The city not only gives shelter to trees and other plants; it must generate a great deal of heat. For if you go less than 50 miles north into Meath and Cavan country you will find a huge difference in growth. In south Dublin the oaks are not only flowering but showing leaf; yet near the Meath-Cavan border there is hardly even a thickening of buds on both oak and ash - traditionally the latest to green up. The smaller beech trees, say 10 to 12 feet, are still completely clad in their autumn and winter-brown leaves. The hedges, of course, are green with hawthorn, and primroses on some of the steeper ditches are so abundant and bright that they look as if they had been applied artificially. Whins are the most brilliant thing on the scene. You get out of the car to enjoy their smell - and are hit by a blast of airborne slurry odour. (At least it's not as bad as a story from Sunderland, where a land proprietor returned from a business trip to find that one of his fields had been covered with 4,000 gallons of untreated fish farm effluent - according to an English fishing magazine made up of fish-faeces, decomposed food pellets and dead fish. A tenant farmer of the land-owner had been offered the sludge free by a contractor. And all near a small stream or burn.)

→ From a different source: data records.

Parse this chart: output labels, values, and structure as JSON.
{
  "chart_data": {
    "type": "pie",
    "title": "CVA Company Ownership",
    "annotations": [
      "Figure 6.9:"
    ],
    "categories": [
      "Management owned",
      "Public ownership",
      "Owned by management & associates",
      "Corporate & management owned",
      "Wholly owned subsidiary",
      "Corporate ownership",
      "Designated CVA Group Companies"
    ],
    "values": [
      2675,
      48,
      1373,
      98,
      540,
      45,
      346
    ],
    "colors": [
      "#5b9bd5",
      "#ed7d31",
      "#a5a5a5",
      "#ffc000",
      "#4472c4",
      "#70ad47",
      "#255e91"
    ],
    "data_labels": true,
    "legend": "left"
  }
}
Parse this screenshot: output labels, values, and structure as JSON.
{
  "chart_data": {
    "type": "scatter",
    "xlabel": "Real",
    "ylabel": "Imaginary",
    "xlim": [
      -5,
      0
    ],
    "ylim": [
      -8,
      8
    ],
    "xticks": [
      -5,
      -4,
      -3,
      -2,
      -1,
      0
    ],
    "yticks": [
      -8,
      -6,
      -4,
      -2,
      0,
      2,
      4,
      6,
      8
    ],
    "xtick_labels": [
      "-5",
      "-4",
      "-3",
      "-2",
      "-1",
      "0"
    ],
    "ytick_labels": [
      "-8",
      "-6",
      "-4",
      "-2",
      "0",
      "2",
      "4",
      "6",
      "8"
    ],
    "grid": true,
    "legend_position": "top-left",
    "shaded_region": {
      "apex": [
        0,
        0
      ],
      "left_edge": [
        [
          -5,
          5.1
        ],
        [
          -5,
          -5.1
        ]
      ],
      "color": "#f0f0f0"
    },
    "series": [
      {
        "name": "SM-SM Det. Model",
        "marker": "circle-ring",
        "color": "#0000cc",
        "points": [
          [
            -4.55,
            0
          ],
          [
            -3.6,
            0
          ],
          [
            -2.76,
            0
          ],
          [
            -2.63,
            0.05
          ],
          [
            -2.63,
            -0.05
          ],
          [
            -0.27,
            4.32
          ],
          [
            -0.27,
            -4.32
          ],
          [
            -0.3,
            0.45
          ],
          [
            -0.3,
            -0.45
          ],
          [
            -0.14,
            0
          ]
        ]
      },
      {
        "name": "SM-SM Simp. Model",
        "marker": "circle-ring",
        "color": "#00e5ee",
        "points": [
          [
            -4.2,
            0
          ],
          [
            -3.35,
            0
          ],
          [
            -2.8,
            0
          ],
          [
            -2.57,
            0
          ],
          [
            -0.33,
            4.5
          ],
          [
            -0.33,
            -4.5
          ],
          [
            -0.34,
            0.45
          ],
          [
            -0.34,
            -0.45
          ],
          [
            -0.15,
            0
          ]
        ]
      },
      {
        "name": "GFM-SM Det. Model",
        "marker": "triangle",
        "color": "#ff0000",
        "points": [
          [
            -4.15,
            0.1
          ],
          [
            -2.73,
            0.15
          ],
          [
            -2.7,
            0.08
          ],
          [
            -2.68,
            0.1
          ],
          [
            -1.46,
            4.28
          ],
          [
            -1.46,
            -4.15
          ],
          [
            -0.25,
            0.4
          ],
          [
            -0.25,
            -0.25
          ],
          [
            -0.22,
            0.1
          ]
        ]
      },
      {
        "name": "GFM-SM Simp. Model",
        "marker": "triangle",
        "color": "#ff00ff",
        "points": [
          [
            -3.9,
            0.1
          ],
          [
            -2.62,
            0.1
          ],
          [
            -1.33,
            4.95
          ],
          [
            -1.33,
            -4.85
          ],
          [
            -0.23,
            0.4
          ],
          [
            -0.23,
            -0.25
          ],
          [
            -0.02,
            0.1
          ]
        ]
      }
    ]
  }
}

The oaks and ash are open to western winds, but they stubbornly hold their record of being the last trees to break out. Well, not quite, but the last of the generality of trees, for one not in the usual run, comes even later - the mulberry. You know you have planted the oaks too closely. They are nearly all quercus robur, the pedunculate oak which, in its time can throw a branch, thicker than a man's body, 10, 40 maybe 50 feet horizontally. So the sad news is that, if you are to do the right thing by this magnificent tree, you have to take out the greater part of them? No, leave it to the next generation. You gathered the acorns from a magnificent, centuries-old source. You can't kill your own rearing.
Never mind that the ash are also too close. They can be used as you go along for firewood - their original purpose when they were planted, as the fossil fuels seemed to be coming to an end. A panic move; but they have their graceful charms too.